I wouldn't say the little things are as important as the bigger things.
For example, increasing mileage from 30mpw to 40mpw is going to have way more of an effect on times than, for example, taking up foam rolling.
Personally I never was a fan of all of the obscure modalities. Of course, some work for some people. Ice never agreed with me and seemed to make things worse (outside of the first 48 hours following an acute injury). Stretching was a bit of a mixed thing and I much prefered drills actually and active movements. Ladder work was quite helpful for foot speed. Circuit training was a particular favourite of mine but it seems to have gone out of fashion now. You can build a lot of useful strength without bulking up using circuit training - there's a lot in it.
I don't think that knocking 11 seconds off is too big of an ask, especially given your age where you should be naturally improving anyway.

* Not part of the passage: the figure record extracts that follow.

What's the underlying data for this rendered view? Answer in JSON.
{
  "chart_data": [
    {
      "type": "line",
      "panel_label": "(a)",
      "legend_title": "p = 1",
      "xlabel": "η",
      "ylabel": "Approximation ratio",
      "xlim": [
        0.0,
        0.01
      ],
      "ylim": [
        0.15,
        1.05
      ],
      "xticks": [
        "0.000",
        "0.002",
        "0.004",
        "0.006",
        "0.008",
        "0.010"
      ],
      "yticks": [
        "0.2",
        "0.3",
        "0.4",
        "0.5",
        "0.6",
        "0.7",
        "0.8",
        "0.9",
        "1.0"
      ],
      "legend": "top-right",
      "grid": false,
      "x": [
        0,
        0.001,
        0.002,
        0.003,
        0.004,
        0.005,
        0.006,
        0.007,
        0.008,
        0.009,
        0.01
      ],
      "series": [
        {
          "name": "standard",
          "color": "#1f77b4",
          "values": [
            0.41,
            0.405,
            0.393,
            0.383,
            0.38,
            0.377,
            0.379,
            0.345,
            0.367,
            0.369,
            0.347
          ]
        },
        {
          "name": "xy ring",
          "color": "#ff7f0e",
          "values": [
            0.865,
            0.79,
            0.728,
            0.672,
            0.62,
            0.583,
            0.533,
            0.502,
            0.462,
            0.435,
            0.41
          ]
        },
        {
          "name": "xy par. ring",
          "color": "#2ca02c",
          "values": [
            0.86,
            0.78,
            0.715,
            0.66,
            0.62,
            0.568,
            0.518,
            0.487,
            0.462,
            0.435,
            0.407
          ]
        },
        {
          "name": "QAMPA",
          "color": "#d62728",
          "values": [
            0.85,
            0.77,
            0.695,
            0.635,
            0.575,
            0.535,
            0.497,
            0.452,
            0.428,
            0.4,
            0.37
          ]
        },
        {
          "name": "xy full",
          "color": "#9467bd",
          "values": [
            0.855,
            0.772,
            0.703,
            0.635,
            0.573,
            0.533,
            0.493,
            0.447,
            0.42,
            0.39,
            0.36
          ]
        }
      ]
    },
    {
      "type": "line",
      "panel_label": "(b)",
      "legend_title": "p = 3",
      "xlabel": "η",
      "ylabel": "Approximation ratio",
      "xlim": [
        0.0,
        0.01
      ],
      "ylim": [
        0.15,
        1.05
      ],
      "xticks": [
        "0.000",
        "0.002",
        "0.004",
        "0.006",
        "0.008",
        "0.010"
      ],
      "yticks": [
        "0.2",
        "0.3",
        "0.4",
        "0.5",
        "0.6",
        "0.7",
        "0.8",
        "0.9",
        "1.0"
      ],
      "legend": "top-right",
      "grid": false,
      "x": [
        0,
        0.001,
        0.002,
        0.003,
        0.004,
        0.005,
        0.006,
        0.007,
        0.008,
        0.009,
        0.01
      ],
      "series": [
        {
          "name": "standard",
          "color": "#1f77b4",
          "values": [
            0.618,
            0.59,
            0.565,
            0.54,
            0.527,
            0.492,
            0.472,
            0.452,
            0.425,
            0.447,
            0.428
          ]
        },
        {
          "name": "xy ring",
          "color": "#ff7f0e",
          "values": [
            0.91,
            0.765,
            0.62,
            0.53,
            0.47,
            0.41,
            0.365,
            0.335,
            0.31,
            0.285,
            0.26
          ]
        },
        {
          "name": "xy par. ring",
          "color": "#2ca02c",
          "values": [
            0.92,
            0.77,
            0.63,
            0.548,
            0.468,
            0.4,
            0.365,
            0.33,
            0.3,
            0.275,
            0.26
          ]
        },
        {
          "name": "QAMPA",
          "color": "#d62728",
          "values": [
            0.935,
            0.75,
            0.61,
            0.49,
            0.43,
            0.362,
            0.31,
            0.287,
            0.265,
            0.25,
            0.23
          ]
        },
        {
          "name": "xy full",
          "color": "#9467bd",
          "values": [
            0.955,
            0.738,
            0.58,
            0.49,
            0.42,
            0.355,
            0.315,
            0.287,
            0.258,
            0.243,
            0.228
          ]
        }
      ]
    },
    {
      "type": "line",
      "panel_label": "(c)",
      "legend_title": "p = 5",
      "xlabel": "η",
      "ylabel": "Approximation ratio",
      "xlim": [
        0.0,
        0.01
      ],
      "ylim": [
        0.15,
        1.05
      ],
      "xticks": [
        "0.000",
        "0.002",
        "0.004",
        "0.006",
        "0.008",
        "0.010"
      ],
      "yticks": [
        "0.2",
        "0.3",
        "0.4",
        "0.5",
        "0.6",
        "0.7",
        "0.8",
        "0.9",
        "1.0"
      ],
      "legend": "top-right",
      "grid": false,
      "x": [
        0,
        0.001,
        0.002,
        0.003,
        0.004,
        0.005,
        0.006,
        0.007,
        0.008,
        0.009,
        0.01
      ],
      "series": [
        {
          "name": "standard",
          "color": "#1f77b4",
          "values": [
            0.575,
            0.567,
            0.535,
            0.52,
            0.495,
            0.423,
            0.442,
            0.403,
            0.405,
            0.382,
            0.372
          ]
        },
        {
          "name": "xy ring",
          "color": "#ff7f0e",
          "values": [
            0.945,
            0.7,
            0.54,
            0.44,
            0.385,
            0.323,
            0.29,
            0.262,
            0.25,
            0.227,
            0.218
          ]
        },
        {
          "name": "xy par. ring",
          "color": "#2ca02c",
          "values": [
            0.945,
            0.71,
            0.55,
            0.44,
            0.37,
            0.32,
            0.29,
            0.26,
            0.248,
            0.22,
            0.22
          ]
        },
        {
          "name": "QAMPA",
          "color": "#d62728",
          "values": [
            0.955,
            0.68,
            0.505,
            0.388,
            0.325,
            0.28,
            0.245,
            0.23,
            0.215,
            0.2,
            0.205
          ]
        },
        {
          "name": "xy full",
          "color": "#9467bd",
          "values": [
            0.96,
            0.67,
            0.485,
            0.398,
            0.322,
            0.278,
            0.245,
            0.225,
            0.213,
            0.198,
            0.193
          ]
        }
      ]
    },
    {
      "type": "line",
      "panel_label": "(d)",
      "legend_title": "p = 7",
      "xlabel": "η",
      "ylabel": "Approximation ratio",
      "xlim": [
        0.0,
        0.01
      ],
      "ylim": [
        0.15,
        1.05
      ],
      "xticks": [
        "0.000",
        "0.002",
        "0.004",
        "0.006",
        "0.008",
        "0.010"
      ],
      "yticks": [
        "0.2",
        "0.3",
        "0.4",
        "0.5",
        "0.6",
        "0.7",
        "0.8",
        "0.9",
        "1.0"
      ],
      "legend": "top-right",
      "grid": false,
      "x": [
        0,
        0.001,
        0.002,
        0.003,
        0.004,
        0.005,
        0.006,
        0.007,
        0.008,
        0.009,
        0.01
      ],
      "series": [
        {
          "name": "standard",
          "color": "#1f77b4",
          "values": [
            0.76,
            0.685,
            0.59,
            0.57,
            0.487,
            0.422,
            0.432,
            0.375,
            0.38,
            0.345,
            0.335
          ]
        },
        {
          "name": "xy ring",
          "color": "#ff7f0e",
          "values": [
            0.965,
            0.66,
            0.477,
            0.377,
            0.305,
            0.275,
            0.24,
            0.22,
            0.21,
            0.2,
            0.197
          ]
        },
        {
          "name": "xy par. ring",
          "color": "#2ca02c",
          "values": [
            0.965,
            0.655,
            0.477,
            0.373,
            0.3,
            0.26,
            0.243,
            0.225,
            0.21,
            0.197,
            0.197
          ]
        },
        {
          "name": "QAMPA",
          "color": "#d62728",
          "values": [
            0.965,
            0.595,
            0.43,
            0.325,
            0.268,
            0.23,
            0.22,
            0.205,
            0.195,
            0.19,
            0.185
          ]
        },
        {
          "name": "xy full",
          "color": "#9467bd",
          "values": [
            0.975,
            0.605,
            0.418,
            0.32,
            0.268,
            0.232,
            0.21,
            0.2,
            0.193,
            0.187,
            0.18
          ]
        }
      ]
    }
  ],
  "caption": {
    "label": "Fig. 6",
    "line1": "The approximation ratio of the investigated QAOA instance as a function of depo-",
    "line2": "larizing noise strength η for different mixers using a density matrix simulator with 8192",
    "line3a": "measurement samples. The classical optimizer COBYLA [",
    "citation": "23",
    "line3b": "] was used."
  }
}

I still think that you should discuss this with your coach though as they're the one who's setting the sessions and you can't exactly go against them and do something else if you're on a team. You could supplement miles I suppose such as adding in an easy-steady 3-4 mile run here or there. But I still think you need to speak to your coach.
I always found work at race pace helpful - so getting used to 'floating' at that pace - running the bends, doing 120m - 150m at race pace, getting comfortable with it. Pyramid sessions such as 100, 200, 300, 400, 300, 200, 100 and so on.
Good luck and enjoy your track season.